Far from being an attractive prize in the race to acquire it, ATEbank had assets estimated at minus 3 billion euros, while its capital adequacy index stood at -20 percent before the lender was split into a sound part and a bad part, with Piraeus Bank netting the former of the two.
This dramatic picture was the result of a bond exchange (PSI) in March and problems amassed from decades of mismanagement.
ATEbank has long been a hotbed of scandal: In 1999, on the orders of the government at the time, it spent billions to support the Athens bourse. It has been known to expedite the approval of loans for share-buying and was involved in the scandal of structured bonds. It has made investments in risky derivative products, approved loans without guarantees to businesspeople considered bankrupt by the market and granted loans to questionable farming cooperatives. This kind of mismanagement went on for decades, with the participation of the country?s main political parties.
Money-squandering was another part of ATEbank?s problems and as far as its subsidiaries are concerned, this occurred on a grand scale. In fact, out of the funds that the lender spent for the creation and support of those companies, some 82 percent fell through the cracks, while 5 billion euros spent by the state for the bank?s recapitalization from 1997 to 2011 is also gone. In 2011 alone the state boosted ATEbank with fresh funds of 1.55 billion euros.
In the 2002-2010 period the bank showed losses of 300 million euros, but if we add the first nine months of 2011 — that include just a small part of the PSI — losses soar to 1.3 billion. Even in the golden age of the credit system the bank had shown relatively small profits, while in the 2005-2010 period most of the profits, or 10 billion euros, were used to deal with bad loans.
From the 5,671 people the group employed in 2001, the number rose to above 10,000 in 2010, while today it has dropped to 9,300 after streamlining. Sources say that 10 percent of the staff are cleaners.
In a stress test conducted in 2011, ATEbank finished last among the 90 or so European banks that participated. For its capital adequacy index to make the lowest acceptable level of 8 percent, the state would have to recapitalize with 4 billion euros.

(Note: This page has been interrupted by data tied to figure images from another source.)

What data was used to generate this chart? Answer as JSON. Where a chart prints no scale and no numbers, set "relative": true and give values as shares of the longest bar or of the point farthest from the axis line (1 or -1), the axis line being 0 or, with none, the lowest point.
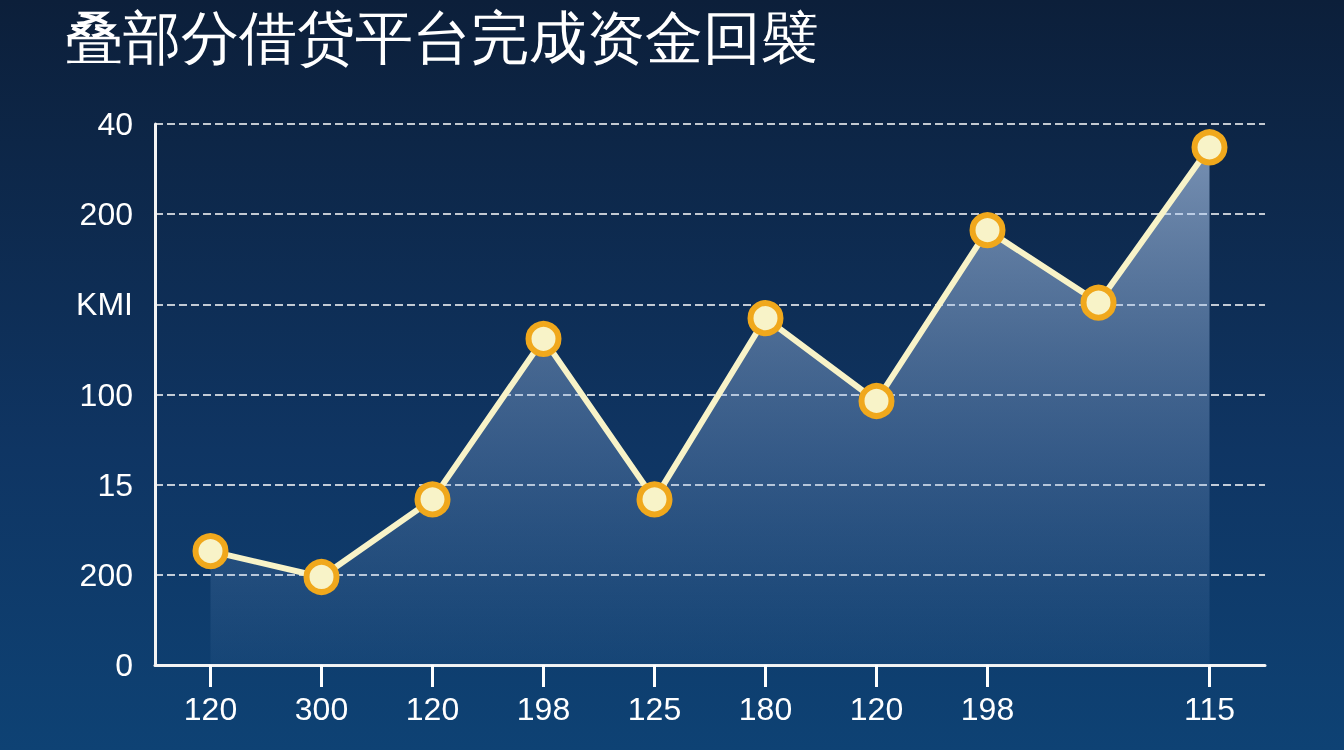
{
  "chart_data": {
    "type": "area",
    "title": "叠部分借贷平台完成资金回襞",
    "categories": [
      "120",
      "300",
      "120",
      "198",
      "125",
      "180",
      "120",
      "198",
      null,
      "115"
    ],
    "series": [
      {
        "color": "#f8f3c8",
        "values": [
          0.22,
          0.17,
          0.32,
          0.63,
          0.32,
          0.67,
          0.51,
          0.84,
          0.7,
          1
        ]
      }
    ],
    "relative": true,
    "annotations": [
      "40",
      "200",
      "KMI",
      "100",
      "15",
      "200",
      "0"
    ],
    "grid": "y",
    "marker": "circle",
    "line_style": "solid"
  }
}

The problem had to be resolved by yesterday, the last day of July, otherwise the bank would have been deemed unsustainable and would have had to immediately return the 6.3 billion euros it had received from the Eurosystem. Advised by an independent consultant (Bain), the Bank of Greece decided to split ATEbank in two parts and followed the legislative framework provided. Piraeus and Eurobank EFG submitted offers, but only Piraeus guaranteed all jobs at the ailing lender.